Meanwhile, the Immigration Debacle Looms

Advocates of immigration “reform” worried that August would be their Waterloo. Congressmen would return to their districts, hold town halls and the like, and be overwhelmed by vocal opposition to amnesty, etc. This is how Reuters put it:

When U.S. lawmakers left Washington a month ago for their summer break, supporters of immigration legislation worried that the recess might be dominated by town hall-style meetings filled with angry voters railing against reform.

Ah, yes: “angry voters railing against reform.” No need to speculate about which side Reuters is on. Unfortunately, however, it didn’t happen. For whatever reason, immigration was almost entirely off the radar screen during the August recess. My theory is that this is a consequence of the administration’s “flood the zone” approach. They create so many disasters, and attack American citizens from so many angles, that it is nearly impossible to stay focused on any one issue.

Jeff Sessions, for one, hasn’t forgotten about immigration. His op-ed this morning in USA Today lays out the case that he has made over and over, as have we:

There is an unspoken question at the heart of the immigration debate: What is the loyalty a nation owes to its own citizens?

Business groups financing the push for comprehensive immigration reform believe they have the right to demand from Congress as many workers as they want from abroad at the wages they prefer. How this affects the struggling U.S. citizen is not their concern.

But the costs — human and financial — would be enormous.

Drafters of the Senate immigration plan delivered spectacularly for these business groups’ priorities: the Senate bill adds four times more guest workers than the rejected 2007 immigration proposal and, based on Congressional Budget Office data, adds 46 million mostly lower-skill legal immigrants and their relatives to the country by 2033. The result? CBO says average wages would fall for a dozen years, unemployment would rise, and the nation’s per-person wealth would sink for the next quarter century.

Controversy over the Gang of Eight’s immigration bill has focused mostly on its amnesty and border security provisions, but this is largely misdirection. The bill’s backers never talk about the fact that it authorizes an enormous increase in legal immigration–an influx so large as to render illegal immigration a moot point. And 90% of these new immigrants will be low-skill, low-wage workers. This extraordinary addition to the supply of unskilled labor will devastate America’s already-reeling working class. For once, the joke punch line that minorities and women will be hardest hit, will be true.

The Obama administration is pushing for open borders at the same time that record numbers of American citizens are dropping out of the work force, and we are turning into a food stamp nation. Sessions continues:

Would it not better serve the national interest to get our citizens off of welfare and into good jobs with rising pay? Labor force participation is at a 30-year low, welfare spending has eclipsed $1 trillion annually, and wages are now lower than they were in 1999.

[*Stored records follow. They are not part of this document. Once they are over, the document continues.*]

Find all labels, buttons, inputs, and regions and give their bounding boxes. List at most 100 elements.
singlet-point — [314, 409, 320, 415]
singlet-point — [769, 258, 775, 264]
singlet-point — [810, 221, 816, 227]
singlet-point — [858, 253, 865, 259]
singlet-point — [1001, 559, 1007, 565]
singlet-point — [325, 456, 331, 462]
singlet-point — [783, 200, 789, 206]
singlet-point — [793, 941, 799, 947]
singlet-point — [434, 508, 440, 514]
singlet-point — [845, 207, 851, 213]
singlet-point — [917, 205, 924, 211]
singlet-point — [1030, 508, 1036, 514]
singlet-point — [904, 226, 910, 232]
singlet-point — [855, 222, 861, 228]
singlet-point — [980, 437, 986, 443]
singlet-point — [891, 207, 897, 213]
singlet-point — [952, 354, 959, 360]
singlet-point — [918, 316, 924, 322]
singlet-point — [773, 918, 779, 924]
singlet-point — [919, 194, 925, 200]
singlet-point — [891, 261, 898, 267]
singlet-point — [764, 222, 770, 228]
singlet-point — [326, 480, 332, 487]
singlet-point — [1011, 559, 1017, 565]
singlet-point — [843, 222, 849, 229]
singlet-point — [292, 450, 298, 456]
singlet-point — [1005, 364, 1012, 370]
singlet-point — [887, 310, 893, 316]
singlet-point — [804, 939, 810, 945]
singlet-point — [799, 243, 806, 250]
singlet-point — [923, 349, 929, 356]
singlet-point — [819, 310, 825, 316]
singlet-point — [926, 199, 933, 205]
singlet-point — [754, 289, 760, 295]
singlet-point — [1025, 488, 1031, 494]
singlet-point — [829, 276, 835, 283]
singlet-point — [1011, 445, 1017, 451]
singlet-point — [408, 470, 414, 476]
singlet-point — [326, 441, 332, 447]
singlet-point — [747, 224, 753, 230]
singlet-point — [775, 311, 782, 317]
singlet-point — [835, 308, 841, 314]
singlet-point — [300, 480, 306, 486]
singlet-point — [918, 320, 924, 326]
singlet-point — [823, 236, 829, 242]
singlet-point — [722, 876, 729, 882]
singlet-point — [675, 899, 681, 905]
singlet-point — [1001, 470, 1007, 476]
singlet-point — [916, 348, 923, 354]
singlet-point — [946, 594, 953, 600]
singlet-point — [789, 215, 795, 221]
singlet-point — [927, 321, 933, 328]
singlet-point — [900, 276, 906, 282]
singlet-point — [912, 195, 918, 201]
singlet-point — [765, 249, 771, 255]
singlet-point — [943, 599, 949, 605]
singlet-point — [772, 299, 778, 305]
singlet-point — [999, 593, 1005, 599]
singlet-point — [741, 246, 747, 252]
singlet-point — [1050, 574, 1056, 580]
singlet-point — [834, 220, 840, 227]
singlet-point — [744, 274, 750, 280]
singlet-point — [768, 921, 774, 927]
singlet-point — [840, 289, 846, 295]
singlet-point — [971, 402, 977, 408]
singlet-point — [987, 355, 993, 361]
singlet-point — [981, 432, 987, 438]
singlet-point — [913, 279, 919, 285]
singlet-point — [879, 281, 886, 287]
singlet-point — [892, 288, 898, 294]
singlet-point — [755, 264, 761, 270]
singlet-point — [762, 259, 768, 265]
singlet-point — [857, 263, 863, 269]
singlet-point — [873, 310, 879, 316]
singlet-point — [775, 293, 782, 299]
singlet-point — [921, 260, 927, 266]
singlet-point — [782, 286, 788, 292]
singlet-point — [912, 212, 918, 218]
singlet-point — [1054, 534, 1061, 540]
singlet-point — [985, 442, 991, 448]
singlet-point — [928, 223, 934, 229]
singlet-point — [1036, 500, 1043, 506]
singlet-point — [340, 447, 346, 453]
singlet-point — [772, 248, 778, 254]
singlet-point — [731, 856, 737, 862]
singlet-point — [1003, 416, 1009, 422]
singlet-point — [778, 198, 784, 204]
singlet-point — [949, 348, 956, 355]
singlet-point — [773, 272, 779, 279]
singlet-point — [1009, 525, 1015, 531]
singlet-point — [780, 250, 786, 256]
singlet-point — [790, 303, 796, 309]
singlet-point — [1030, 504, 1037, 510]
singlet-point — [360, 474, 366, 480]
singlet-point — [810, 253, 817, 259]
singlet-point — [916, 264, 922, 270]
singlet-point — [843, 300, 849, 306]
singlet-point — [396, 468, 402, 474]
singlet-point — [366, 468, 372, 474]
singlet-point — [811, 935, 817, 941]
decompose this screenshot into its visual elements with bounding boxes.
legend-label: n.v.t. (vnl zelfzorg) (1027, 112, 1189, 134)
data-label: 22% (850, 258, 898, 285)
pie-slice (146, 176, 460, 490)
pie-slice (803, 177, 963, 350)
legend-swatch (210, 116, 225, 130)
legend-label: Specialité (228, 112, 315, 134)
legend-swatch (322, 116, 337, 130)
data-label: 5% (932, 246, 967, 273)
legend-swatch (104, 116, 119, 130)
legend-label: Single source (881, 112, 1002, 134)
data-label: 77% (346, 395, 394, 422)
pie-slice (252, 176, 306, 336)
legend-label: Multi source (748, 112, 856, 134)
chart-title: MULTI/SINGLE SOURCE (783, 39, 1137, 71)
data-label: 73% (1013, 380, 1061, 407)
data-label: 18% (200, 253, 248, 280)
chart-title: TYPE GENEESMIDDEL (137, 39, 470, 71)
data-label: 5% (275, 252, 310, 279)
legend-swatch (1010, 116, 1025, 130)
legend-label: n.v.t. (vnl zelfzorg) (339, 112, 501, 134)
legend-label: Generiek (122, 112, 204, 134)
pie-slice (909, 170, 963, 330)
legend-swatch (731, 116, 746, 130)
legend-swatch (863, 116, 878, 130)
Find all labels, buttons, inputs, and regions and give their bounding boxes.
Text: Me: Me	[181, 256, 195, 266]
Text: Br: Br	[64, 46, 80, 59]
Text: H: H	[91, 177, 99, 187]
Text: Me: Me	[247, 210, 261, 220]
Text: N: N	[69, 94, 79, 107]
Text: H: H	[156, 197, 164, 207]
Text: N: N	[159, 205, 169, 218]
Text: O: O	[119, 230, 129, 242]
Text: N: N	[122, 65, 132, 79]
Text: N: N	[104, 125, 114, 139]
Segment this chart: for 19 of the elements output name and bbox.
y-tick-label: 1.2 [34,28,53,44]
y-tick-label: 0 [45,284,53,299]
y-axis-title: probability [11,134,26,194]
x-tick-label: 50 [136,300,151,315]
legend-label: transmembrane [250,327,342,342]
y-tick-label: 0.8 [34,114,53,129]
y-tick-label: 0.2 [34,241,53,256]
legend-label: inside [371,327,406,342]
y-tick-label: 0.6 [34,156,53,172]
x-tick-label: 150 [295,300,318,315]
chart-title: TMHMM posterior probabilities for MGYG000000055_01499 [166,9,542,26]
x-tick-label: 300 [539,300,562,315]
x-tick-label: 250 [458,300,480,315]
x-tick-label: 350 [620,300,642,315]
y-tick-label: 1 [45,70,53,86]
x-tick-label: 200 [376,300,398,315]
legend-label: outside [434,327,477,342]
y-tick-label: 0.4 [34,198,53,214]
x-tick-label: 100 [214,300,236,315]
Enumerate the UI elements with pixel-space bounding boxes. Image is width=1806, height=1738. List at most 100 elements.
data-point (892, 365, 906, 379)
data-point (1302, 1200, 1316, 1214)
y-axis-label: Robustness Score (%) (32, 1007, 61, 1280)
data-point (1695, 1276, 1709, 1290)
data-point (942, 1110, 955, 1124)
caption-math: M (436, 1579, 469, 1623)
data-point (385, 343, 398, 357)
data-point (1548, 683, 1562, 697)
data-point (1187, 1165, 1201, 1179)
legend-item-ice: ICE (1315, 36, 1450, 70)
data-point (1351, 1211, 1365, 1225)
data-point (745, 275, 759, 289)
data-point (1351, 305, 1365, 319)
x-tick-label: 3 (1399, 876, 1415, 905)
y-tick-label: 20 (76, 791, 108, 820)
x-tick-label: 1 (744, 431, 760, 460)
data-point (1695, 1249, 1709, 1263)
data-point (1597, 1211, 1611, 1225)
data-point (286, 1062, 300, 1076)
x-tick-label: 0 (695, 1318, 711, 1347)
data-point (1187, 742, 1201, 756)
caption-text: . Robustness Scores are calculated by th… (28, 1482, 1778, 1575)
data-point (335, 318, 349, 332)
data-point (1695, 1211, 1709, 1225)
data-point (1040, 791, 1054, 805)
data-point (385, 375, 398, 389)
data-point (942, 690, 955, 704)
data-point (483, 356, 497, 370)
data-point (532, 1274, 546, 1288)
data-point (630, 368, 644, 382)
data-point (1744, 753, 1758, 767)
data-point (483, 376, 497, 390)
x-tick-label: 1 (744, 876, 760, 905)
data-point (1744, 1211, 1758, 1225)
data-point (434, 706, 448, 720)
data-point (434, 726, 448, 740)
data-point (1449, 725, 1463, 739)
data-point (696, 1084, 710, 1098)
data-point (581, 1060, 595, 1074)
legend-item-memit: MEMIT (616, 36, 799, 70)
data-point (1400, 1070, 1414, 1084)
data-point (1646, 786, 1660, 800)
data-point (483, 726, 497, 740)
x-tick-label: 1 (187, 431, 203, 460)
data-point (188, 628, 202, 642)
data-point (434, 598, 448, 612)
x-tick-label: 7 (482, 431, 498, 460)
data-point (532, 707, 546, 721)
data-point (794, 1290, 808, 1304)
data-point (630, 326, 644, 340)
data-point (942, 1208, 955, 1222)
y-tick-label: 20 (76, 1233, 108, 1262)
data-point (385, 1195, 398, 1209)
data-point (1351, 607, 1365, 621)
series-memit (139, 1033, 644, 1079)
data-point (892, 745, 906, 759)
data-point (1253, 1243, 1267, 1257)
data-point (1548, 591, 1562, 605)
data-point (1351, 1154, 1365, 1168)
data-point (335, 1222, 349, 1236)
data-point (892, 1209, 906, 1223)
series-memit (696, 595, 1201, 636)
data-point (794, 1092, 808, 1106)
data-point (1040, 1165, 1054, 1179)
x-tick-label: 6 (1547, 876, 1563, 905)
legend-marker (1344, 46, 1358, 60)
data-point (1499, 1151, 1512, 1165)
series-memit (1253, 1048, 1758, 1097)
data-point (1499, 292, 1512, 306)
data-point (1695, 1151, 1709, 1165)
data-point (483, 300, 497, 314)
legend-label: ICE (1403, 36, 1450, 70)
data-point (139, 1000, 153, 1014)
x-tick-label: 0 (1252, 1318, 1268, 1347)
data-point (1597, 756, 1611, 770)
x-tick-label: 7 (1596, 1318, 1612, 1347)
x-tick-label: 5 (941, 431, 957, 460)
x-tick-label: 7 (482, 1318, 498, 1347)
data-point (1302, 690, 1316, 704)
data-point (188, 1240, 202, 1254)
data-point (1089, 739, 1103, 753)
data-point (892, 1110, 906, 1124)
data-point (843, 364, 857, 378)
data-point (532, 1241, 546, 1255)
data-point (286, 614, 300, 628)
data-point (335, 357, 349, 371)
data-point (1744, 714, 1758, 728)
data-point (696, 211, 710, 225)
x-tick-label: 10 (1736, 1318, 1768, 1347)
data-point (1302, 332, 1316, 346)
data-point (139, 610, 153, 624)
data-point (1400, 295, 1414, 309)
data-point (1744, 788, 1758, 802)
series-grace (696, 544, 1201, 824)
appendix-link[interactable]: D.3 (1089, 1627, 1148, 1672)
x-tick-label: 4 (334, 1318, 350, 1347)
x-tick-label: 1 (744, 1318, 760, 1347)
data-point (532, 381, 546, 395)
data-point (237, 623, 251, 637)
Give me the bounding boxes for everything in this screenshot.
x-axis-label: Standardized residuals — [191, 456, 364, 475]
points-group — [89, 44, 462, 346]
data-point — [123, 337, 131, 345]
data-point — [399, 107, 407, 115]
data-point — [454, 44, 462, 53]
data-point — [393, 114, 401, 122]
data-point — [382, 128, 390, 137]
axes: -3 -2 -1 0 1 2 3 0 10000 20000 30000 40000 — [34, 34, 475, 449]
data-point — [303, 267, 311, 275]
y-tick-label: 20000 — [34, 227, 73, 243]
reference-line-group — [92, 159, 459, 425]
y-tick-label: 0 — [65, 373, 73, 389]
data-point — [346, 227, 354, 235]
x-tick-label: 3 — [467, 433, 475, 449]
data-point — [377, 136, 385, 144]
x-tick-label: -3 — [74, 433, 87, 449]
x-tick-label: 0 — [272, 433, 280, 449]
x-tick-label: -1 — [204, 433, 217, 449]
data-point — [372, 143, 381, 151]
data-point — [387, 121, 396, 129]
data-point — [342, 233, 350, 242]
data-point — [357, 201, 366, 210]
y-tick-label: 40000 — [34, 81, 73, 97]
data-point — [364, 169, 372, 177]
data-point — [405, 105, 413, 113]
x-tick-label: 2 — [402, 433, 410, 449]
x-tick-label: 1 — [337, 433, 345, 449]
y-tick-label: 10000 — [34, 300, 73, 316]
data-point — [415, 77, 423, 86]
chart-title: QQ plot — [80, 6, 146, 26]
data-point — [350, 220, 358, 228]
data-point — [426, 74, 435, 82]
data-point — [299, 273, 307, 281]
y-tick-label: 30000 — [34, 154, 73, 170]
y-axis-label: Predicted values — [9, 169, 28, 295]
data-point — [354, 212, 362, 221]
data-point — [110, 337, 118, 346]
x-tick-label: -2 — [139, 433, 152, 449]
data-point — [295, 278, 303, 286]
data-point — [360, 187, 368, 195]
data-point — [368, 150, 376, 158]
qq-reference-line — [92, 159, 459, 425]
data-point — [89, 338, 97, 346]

Research from Harvard’s George Borjas demonstrated that high levels of low-skill immigration from 1980–2000 resulted in a 7.4% wage drop for U.S. workers without a high school diploma. Today, one in three such Americans can’t find a job.

But rather than face the reality that more than 40% of U.S. adults are not working, the president and many congressional lawmakers are determined to provide businesses with an easy avenue to avoid hiring these citizens — especially those who have been chronically unemployed.

The costs are not only economic — including lower wages and higher unemployment — but social. … Unemployment has crushing human consequences.

Democrats see this as a fourfer: Business special interests will be grateful to the Dems for providing them with a vastly expanded pool of cheap labor. Labor special interests will be grateful to the Dems for importing tens of millions of potential new union members (think SEIU) to enrich union bosses. Millions of Americans consigned to permanent unemployment and underemployment will vote Democrat to maximize their welfare benefits. And millions of new immigrants will follow the lead of their ethnic “leaders,” who will receive massive funding under the immigration bill, and will vote Democrat for the foreseeable future. What’s not to like, if you’re a Democrat?

But why a Republican would ever vote for this monstrosity is beyond me. It is both a policy disaster and a political fiasco. If your Congressman is a Republican, please call, write and email him or her to register your opposition to the Senate’s immigration expansion bill.